The NOSCRIPT element allows authors to provide alternate content when a script is not executed. The content of a NOSCRIPT element should only rendered by a script-aware user agent in the following cases:

User agents that do not support client-side scripts must render this element's contents.

In the following example, a user agent that executes the SCRIPT will include some dynamically created data in the document. If the user agent doesn't support scripts, the user may still retrieve the data through a link.

<SCRIPT type="text/tcl">
 ...some Tcl script to insert data...
</SCRIPT>
<NOSCRIPT>
 <P>To access the data, click <A href="http://someplace.com/data">here.</A>
</NOSCRIPT>

Commenting out scripts 

User agents that don't recognize the SCRIPT element will likely render that element's contents as text. Some scripting engines, including those for languages JavaScript, VBScript, and Tcl allow the script statements to be enclosed in an SGML comment. User agents that don't recognize the SCRIPT element will thus ignore the comment while smart scripting engines will understand that the script in comments should be executed.
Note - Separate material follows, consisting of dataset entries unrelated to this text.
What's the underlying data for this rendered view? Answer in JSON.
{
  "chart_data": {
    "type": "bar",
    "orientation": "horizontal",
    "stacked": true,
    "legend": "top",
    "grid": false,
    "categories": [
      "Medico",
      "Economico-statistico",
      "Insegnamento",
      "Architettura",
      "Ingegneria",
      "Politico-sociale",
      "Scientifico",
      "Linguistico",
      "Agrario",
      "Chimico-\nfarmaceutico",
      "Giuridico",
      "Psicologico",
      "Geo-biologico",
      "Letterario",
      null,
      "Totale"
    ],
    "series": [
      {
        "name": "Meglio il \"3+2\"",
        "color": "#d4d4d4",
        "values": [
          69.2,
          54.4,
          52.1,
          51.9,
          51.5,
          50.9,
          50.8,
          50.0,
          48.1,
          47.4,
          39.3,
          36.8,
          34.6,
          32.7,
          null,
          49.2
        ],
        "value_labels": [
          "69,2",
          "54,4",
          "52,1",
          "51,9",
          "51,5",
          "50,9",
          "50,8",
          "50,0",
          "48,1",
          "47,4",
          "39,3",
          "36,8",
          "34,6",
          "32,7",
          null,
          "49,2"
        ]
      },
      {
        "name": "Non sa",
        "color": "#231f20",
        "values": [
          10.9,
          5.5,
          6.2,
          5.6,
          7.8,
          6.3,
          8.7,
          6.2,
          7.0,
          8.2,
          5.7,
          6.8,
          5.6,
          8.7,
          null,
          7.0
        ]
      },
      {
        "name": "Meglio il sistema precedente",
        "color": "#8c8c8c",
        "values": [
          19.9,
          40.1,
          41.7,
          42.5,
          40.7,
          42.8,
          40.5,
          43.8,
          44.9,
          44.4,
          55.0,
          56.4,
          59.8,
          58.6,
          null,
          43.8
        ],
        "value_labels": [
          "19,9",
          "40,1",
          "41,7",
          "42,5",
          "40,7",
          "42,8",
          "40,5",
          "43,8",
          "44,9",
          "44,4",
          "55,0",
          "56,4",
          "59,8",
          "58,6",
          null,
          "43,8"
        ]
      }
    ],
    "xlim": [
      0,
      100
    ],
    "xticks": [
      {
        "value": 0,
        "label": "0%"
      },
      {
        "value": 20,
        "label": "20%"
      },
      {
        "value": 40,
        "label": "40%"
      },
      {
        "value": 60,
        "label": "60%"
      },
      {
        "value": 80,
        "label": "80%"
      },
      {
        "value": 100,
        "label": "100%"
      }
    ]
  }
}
Another solution to the problem is to keep scripts in external documents and refer to them with the src attribute.

Commenting scripts in JavaScript
The JavaScript engine allows the string "<!--" to occur at the start of a SCRIPT element, and ignores further characters until the end of the line. JavaScript interprets "//" as starting a comment extending to the end of the current line. This is needed to hide the string "-->" from the JavaScript parser.

<SCRIPT type="text/javascript">
<!--  to hide script contents from old browsers
  function square(i) {
    document.write("The call passed ", i ," to the function.","<BR>")
    return i * i
  }
  document.write("The function returned ",square(5),".")
// end hiding contents from old browsers  -->
</SCRIPT>

Commenting scripts in VBScript
In VBScript, a single quote character causes the rest of the current line to be treated as a comment. It can therefore be used to hide the string "-->" from VBScript, for instance:

   <SCRIPT type="text/vbscript">
     <!--
       Sub foo()
        ...
       End Sub
     ' -->
    </SCRIPT>

Commenting scripts in TCL
In Tcl, the "#" character comments out the rest of the line:

<SCRIPT type="text/tcl">
<!--  to hide script contents from old browsers
  proc square {i} {
    document write "The call passed $i to the function.<BR>"
    return [expr $i * $i]
  }
  document write "The function returned [square 5]."
# end hiding contents from old browsers  -->
</SCRIPT>

Note: Some browsers close comments on the first ">" character, so to hide script content from such browsers, you can transpose operands for relational and shift operators (e.g., use "y < x" rather than "x > y") or use scripting language-dependent escapes for ">".